Hedge funds 'facing credit storm'

Pound notes
The Bank says hedge funds have just had one of their worst ever quarters

The Bank of England has warned that the hedge fund industry could be the next big victim of the credit crunch.

Hedge funds might be being forced to sell off their assets as they are finding it harder to attract the funds they need to invest, the Bank said.

It said that a growing number of the hedge funds' existing investors were pulling out their cash.

Hedge funds are a specific type of private investment fund that typically attracts wealthy private investors.

They aim to make a profit from the investments by using a range of sophisticated investment strategies.

'Worst quarter'

The Bank's latest Financial Stability Report said hedge funds had just had "one of their worst quarters on record", and were having to sell off their assets.

Some hedge funds will continue to be very successful, but there is going to be less hedge funds, we have already started on that process
Bob McKee, Independent Strategy

Bob McKee, chief economist at research group Independent Strategy, said a growing number of hedge funds were already having to close down.

"We are either seeing hedge funds closing down, or investors are starting to redeem their investments," said Mr McKee.

"In addition, the returns on their investments are now really appalling - some aren't making any money for their clients.

"As a result, some hedge funds are now in considerable difficulty, particularly those who have leveraged [effectively borrowed] greatly.

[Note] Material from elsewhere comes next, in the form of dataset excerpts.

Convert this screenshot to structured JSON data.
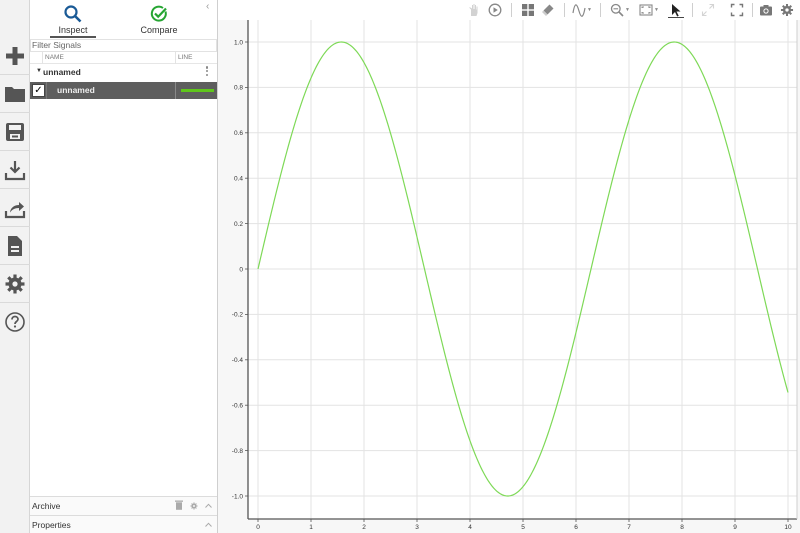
{
  "rail": {
    "items": [
      {
        "name": "new-icon",
        "label": "New"
      },
      {
        "name": "open-folder-icon",
        "label": "Open"
      },
      {
        "name": "save-icon",
        "label": "Save"
      },
      {
        "name": "import-icon",
        "label": "Import"
      },
      {
        "name": "export-icon",
        "label": "Export"
      },
      {
        "name": "report-icon",
        "label": "Report"
      },
      {
        "name": "settings-icon",
        "label": "Settings"
      },
      {
        "name": "help-icon",
        "label": "Help"
      }
    ]
  },
  "panel": {
    "tabs": [
      {
        "label": "Inspect",
        "active": true,
        "icon": "search-icon",
        "color": "#1a5a96"
      },
      {
        "label": "Compare",
        "active": false,
        "icon": "check-circle-icon",
        "color": "#26a532"
      }
    ],
    "collapse_glyph": "‹",
    "filter_placeholder": "Filter Signals",
    "columns": {
      "name": "NAME",
      "line": "LINE"
    },
    "group": {
      "name": "unnamed",
      "expanded": true
    },
    "signals": [
      {
        "name": "unnamed",
        "checked": true,
        "line_color": "#5fc61b"
      }
    ],
    "archive_label": "Archive",
    "properties_label": "Properties"
  },
  "toolbar": {
    "items": [
      "pan-hand-icon",
      "play-icon",
      "layout-grid-icon",
      "eraser-icon",
      "signal-style-icon",
      "zoom-icon",
      "fit-to-view-icon",
      "cursor-icon",
      "expand-icon",
      "fullscreen-icon",
      "camera-icon",
      "gear-icon"
    ],
    "active": "cursor-icon"
  },
  "chart_data": {
    "type": "line",
    "title": "",
    "xlabel": "",
    "ylabel": "",
    "xlim": [
      0,
      10
    ],
    "ylim": [
      -1.0,
      1.0
    ],
    "xticks": [
      "0",
      "1",
      "2",
      "3",
      "4",
      "5",
      "6",
      "7",
      "8",
      "9",
      "10"
    ],
    "yticks": [
      "1.0",
      "0.8",
      "0.6",
      "0.4",
      "0.2",
      "0",
      "-0.2",
      "-0.4",
      "-0.6",
      "-0.8",
      "-1.0"
    ],
    "grid": true,
    "series": [
      {
        "name": "unnamed",
        "color": "#7ed957",
        "function": "sin(x)",
        "x_range": [
          0,
          10
        ],
        "samples": [
          [
            0,
            0
          ],
          [
            1,
            0.841
          ],
          [
            1.571,
            1.0
          ],
          [
            2,
            0.909
          ],
          [
            3,
            0.141
          ],
          [
            4,
            -0.757
          ],
          [
            4.712,
            -1.0
          ],
          [
            5,
            -0.959
          ],
          [
            6,
            -0.279
          ],
          [
            7,
            0.657
          ],
          [
            7.854,
            1.0
          ],
          [
            8,
            0.989
          ],
          [
            9,
            0.412
          ],
          [
            10,
            -0.544
          ]
        ]
      }
    ]
  }
}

"Some hedge funds will continue to be very successful, but there is going to be less hedge funds, we have already started on that process."

A typical hedge fund investment involves borrowing shares from long-term investors, such as pension funds, for a "rental" fee, and then selling them.

The hedge fund then buys back the same number of shares and returns them to the lender on an agreed date.

If the price has fallen, the difference between the price at which the hedge funds sold the shares and bought them back is profit - so hedge funds are therefore able to make money from falling share prices.

Insurance firms

The Bank of England report also cautioned that some UK insurance companies were now seeing capital losses caused by the fall in value of their investments in shares and corporate bonds.

However, the Bank tempered that "insurance companies seem relatively well placed to avoid liquidity difficulties" because they held such investments for the long-term rather than any short-term profit-taking.

Insurance group Aviva, which owns Norwich Union, on Tuesday reported a 12% rise in nine-month sales.

It also said its capital position remained "strong", with a surplus of 1.3bn on 24 October.

However, this was down from 1.9bn on 30 September, partly because of the 22% fall in UK stock markets between the two dates.